Dans leur anthologie des Poèmes et Proses des Ivresses, Vincent Bardet et Zeno Bianu proposent au lecteur une sélection dense et diversifiée de textes. Toutes les époques sont balayées, de Pline l’Ancien (1e siècle) à Lou Reed en passant par Clément Marot (16e siècle) ou Milarepa (11e siècle). Il en va de même pour les cultures, qu’il s’agisse de découvrir l’Asie (Li Pai, auteur de la dynastie Tang), l’Afrique (Ndong Asseko, auteur du Gabon), ou les auteurs généralement mieux connus d’Europe et d’Amérique, ainsi que les contes intemporels qui constituent le fondement des différentes cultures historiques (Les Milles et une Nuits, Le Cantique des Cantiques, l’Epopée de Gilgamesh…). Les formes textuelles ont également été représentées dans leurs variétés : en proportions relativement égales, on trouvera autant de textes poétiques que de textes en proses –parfois même des formes plus libres qui se rapprochent de l’expression plastique avec des dessins ou des calligraphies. Le travail de regroupement réalisé par Vincent Bardet et Zeno Bianu est remarquable et permettra au lecteur de découvrir et de s’intéresser à un grand nombre d’auteurs. De quoi alourdir encore –s’il le fallait- le poids de ses étagères.

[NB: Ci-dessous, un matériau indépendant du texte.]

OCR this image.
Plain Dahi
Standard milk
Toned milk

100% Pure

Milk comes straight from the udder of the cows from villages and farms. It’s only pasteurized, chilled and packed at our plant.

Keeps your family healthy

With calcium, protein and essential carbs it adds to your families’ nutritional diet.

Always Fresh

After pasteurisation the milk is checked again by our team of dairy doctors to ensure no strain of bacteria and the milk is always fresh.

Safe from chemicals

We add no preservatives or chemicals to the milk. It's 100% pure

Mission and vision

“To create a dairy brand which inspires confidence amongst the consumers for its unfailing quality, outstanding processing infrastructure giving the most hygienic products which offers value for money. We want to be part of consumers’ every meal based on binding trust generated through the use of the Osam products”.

« Je ne me soucie plus d’aucune chose ; je n’ai plus de métier, je n’ai plus d’amis ; -je fume. L’opium, chaque jour, m’enfonce plus profond dans moi-même. Et j’y découvre de quoi m’intéresser assez pour oublier le dehors. »
Ainsi s’exprimait Claude Farrère dans « Fumée d’opium ». Pour peu que l’on soit aussi absorbé dans notre lecture de cette Anthologie que Farrère dans son opium, on prendra conscience d’être soi-même sous l’emprise d’une merveilleuse forme d’ivresse…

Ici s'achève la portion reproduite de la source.